To move into the cloud, or not to move into the cloud ... that is the question!
Cloud solutions are rapidly expanding, and consumers and businesses are being offered these solutions at almost every turn. This reality is bringing to light one of the major concerns about cloud: IT security/privacy. It seems we are hearing about breaches into server systems, leaks in social media networks, industrial espionage, and other security incidents almost on a daily basis. So the cloud can’t be secure, right?
Let’s do a reality check—whether your data and information are on paper and stored in file cabinets, stored on the local drive of a computer, stored on a client-
server network, or stored on a cloud-based network, there is always a certain level of risk. If you store it on paper, it could be stolen, copied, shredded, or otherwise destroyed. If you store it on a computer, it could be stolen, copied, deleted, or otherwise destroyed.
The same is true for a network; whether the network where you store your data is a client-server network or a cloud-based network is irrelevant. It’s all about the provider and the data security systems and procedures that they have in place.
The cloud is still a physical place; it’s just that it’s somebody else’s server in some other location, accessed via the internet.
The answer to the question about whether the cloud is secure is not an easy one to answer. It depends on the cloud service provider, who is hosting the application and/or data, and where it resides.
It is a misconception that the cloud can’t be safe and secure. On the contrary, with a little expertise and the right security layers in place, services can actually be far more secure in the cloud environment than in many traditional IT systems—regardless of the type of service. In fact, whenever anyone in my organization cites security concerns about moving organizational applications or data into the cloud, I just tell them—reliable, robust cloud solution providers spend more on IT security in a week than our organization can spend on it in a year! With this in mind, the imperative is that all businesses should evaluate the many advantages that the cloud has to offer and not reject the technology due to a lack of knowledge. These types of decisions require an appropriate evaluation, whereby the risks, costs, and associated benefits and savings are all considered.
Here are the questions you should ask:
• Is the solution provider compliant with your industry’s information/data security requirements, such as HIPAA, PCI, and SEC?
• Is the solution environment physically secure (i.e., what are the possibilities of human attack on the machines)?
• How many data centers does the provider have?
• Where are the data centers?
• Is there built-in data center redundancy?
• What is the back-up and disaster recovery plan?

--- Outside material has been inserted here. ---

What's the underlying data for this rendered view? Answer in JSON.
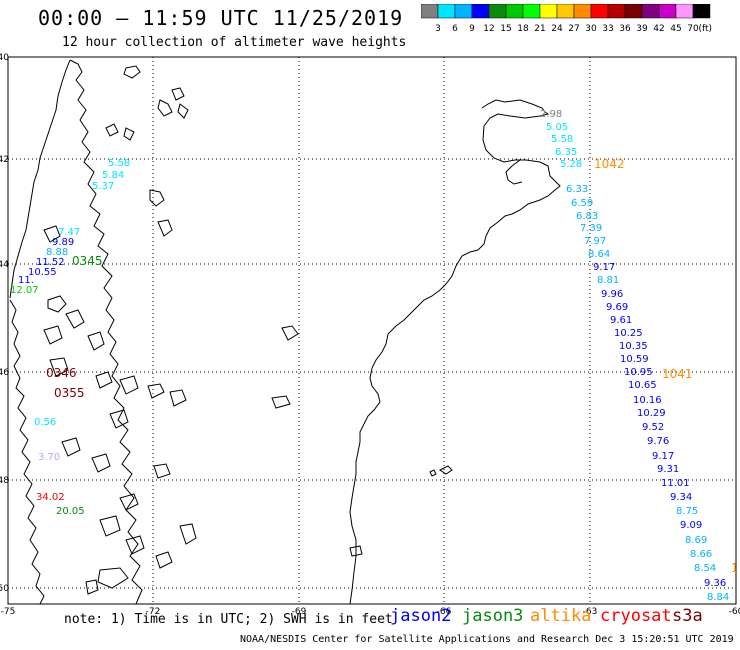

• What does the provider do to protect the
data from a cyberattack?
• What backup power plan is in place?
• What service-level agreements can be negotiated?
In a traditional environment, physical servers are housed on premise. All it would take is one disgruntled worker to bring down an entire organization. One person could easily damage, steal, or incapacitate a server. But if your IT is managed offsite by a neutral party, it will be much safer, especially if the facility is as secure as it should be.
To be considered for a a cloud-based hosted solution a data center should be rated as Tier 4. According to the Uptime Institute, a Tier 4 data center provides the following:
• 99.995% uptime per year
• Fully redundant infrastructure
• 96-hour power outage protection
• 26.3 minutes of annual downtime
In other words, with the proper measures in place, the cloud is not just secure; it is typically more secure than your organization could ever hope to be.
Quality IT providers recognize the importance of security, make significant investments to ensure the security and reliability of their clients’ systems and data, and will indicate the same in their negotiated service-level agreements.
If security concerns have ever been the primary reason for you to avoid making a move to the cloud, you may want to evaluate your options, weigh the risks, analyze the benefits, calculate the total cost of ownership, and make a well-informed decision.